How a new Pittsburgh-based HGTV home renovation show almost made me buy a painting of a duck | Screen | Pittsburgh | Pittsburgh City Paper

How a new Pittsburgh-based HGTV home renovation show almost made me buy a painting of a duck

click to enlarge How a new Pittsburgh-based HGTV home renovation show almost made me buy a painting of a duck
Photo: HGTV
Leanne and Steve Ford
The longer I'm in quarantine, the more I sink into a seemingly endless cycle of watching home design shows. There's the unsettling number of House Hunters episodes I've watched, the Architectural Digest celebrity home tours, the YouTube channel about tiny homes. I'm not particularly adept at home decor, and have no plans to buy a house in the near future, yet I just cannot stop watching other people touring houses much nicer and bigger than my apartment whose kitchen has the dimensions of a narrow hallway.

Enter Home Again with the Fords, a new HGTV home renovation show set in Pittsburgh (airs Tuesdays at 9 p.m.) and its surrounding areas, hosted by brother and sister design team Steve and Leanne Ford. (Yes, they are siblings. Yes, HGTV has an abundance of renovation shows hosted by a husband and wife duo. Yes, the vibes are a little confusing at times.) The Fords previously hosted a very similar show, Restored by the Fords, which was also based in Pittsburgh. The newest show is an hour instead of a half hour, and it has a more significant focus on the area and history of the place they're renovating.
The show premiered on Feb. 2, with the first episode set in Carnegie. The season has a seven-episode run, and according to TribLive, episodes will feature Fox Chapel, Squirrel Hill, Aspinwall, Franklin Park, and Dorseyville.

In the first episode, which is the only one I've seen, a couple living in a 100-year-old farm house, which has been in the family for several generations, want to renovate it for their parents, who are moving back in to the house after living in Nashville for years. The home also belongs to the family that owns Forsythe Miniature Golf, which has been around since 1942.

The whole concept of Home Again is helping people who have moved away from the Pittsburgh region to come back home, in line with the city's popular image as newly revived (which, of course, only benefits certain people, usually on the white and wealthy side of things. Many people who have left the city in recent years did so because they could no longer afford it.)

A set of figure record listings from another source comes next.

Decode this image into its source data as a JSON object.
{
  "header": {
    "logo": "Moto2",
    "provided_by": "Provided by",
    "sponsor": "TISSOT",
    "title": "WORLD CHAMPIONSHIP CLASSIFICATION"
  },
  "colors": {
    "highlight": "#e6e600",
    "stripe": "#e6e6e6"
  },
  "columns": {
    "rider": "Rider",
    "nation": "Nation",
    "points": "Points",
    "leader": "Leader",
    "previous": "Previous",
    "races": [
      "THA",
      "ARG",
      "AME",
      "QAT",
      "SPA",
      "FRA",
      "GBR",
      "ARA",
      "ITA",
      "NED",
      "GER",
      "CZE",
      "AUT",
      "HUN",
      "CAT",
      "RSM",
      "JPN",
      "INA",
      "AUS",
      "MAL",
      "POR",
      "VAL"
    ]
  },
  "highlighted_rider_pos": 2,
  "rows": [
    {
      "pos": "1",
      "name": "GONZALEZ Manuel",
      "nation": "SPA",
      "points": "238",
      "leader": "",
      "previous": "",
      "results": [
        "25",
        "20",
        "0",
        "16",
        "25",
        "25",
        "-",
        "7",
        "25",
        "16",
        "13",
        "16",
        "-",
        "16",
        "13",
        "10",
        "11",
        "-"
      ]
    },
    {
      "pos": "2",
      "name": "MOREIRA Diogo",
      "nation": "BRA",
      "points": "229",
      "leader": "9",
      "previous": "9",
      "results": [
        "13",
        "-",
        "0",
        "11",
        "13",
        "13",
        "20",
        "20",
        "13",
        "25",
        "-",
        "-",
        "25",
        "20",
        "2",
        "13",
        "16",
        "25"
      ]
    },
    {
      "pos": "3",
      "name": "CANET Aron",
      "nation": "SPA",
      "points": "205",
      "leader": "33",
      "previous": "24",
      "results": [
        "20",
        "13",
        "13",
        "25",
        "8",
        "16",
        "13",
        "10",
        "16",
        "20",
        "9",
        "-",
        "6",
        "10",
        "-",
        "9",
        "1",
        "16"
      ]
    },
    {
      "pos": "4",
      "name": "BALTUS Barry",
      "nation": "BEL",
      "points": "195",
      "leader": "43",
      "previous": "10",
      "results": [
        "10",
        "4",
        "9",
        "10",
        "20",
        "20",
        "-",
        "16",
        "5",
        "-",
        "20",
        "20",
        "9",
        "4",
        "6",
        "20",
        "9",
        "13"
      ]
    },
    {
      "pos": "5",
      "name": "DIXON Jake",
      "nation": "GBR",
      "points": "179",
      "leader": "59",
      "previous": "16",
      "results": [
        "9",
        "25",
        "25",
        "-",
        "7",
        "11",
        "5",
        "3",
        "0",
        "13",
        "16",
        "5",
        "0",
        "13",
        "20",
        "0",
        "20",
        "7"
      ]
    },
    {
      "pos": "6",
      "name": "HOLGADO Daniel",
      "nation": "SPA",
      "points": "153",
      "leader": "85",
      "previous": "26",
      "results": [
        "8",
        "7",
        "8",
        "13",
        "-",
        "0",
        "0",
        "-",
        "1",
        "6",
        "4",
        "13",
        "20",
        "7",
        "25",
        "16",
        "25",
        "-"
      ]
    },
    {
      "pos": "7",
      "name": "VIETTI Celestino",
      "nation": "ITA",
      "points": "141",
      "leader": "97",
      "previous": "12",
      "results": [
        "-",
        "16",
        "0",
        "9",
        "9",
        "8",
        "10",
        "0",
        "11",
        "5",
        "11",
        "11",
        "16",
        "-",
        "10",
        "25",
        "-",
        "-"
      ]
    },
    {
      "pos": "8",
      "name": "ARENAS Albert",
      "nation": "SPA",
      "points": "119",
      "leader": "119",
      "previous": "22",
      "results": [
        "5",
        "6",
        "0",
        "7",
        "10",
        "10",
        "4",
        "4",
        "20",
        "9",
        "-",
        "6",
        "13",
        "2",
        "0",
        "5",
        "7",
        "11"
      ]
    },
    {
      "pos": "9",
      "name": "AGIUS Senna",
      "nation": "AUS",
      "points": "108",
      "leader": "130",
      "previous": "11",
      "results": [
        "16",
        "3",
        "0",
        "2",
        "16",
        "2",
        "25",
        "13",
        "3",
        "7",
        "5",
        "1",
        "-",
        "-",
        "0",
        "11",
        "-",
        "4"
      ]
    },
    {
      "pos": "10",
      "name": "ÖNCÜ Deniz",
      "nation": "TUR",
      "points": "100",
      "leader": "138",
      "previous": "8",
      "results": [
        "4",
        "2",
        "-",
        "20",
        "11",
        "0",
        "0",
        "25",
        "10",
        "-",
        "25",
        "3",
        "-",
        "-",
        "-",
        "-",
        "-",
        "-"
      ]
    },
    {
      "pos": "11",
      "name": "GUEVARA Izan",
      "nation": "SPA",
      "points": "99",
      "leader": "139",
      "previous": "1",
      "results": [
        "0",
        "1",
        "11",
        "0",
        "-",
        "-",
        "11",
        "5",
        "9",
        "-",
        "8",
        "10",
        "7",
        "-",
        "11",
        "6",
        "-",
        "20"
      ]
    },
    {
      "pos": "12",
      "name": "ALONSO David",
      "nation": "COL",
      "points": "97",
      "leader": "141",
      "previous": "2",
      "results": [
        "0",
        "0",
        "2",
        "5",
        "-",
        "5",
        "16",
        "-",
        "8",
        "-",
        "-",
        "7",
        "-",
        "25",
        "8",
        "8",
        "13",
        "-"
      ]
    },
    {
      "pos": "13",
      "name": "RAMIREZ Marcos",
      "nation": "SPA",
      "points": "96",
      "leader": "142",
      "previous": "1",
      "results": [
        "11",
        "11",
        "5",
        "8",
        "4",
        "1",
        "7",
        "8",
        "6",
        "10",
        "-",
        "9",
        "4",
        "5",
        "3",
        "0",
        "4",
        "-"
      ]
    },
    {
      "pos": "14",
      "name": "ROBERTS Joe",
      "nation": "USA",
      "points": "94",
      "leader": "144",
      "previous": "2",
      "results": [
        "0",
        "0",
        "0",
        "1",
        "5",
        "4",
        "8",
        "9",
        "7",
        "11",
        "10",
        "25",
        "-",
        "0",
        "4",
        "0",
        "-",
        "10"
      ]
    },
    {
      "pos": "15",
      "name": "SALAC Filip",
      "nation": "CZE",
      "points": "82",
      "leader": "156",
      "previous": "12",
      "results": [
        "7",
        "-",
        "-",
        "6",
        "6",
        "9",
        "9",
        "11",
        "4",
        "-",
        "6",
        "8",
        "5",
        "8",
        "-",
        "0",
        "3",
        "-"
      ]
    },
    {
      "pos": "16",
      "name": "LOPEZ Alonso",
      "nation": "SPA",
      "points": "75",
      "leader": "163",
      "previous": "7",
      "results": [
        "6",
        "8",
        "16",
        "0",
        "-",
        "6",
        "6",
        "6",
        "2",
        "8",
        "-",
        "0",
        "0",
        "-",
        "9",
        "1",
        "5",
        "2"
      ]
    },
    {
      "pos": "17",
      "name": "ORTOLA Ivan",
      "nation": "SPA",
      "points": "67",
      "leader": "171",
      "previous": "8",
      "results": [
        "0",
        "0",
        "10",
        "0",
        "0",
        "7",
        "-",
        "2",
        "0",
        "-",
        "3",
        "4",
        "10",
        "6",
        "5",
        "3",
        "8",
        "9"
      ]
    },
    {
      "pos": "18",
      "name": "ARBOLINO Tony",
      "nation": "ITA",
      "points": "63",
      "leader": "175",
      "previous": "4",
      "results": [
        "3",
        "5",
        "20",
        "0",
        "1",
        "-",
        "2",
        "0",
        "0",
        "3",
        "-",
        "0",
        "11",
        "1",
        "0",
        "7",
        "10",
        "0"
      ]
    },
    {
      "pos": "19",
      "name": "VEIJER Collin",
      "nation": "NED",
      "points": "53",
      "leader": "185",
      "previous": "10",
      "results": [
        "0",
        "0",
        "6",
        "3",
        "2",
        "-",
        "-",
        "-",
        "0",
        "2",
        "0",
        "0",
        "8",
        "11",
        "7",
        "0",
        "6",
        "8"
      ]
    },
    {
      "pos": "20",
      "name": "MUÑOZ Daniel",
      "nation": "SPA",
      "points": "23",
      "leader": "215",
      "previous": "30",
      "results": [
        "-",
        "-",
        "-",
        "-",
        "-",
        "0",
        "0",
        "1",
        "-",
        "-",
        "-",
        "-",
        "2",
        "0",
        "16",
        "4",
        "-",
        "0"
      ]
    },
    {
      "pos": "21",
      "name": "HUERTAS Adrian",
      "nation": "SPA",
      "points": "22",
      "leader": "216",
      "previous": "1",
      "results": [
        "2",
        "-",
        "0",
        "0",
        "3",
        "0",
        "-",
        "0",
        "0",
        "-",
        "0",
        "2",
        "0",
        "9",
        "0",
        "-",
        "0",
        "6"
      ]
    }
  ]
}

At first, I was worried that the Fords would wipe the farmhouse into too much of a clean slate, like many of these home renovation shows do, by putting all-white cabinets in an all-white kitchen with gray walls throughout the rest of the house. I think Big Design has been living under the tyranny of gray and pale colors for far too long. Leanne Ford's signature color is white, and she's known to use it heavily in her designs (she has a guide to picking white paint on her website), and is often wearing all-white outfits on the show. She has said this is because it makes other colors pop, but there aren't enough other colors used to do the popping.

Luckily, one of the homeowners, Vicki Sawyer, is a painter, and the Fords used her colorful, whimsical work to inspire the design of the home. This is where I got distracted while watching and fell into a hole looking at Sawyer's paintings. They showed one in Home Again, of a goat with vegetables piled on its head, and I had to know more.
On her website, Sawyer cites growing up in the Carnegie house, which was a working farm with a substantial chicken coop, as her inspiration for her paintings, which feature birds, rabbits, lambs, deer, and pigs, mixed with an array of produce, from watermelon to carrots to artichokes.

I stopped paying attention for at least 15 minutes because I was scrolling through Sawyer's website debating about whether I should buy a pillow or a painting. I had a $150 painting of a duck wearing a crown of scallions on its head in my online cart before I came to my senses (meaning that I realized if I'm going to buy an expensive painting, I should wait until I move apartments in a few months). (Yes, I did eat a medical weed pill before watching this.)

The end result of the Home Again makeover was, to my surprise, very cute. Again, I was prepared for everything to be "modern clean lines" and stainless steel and those gray fake wood laminate floors that are everywhere. But the Fords respected the age of the farmhouse, and its "character," as they love to say on HGTV shows. There was still a whole lot of white, but it was still a handsome little house.

And, at the end, Sawyer gave the fords each a painting, and I was jealous.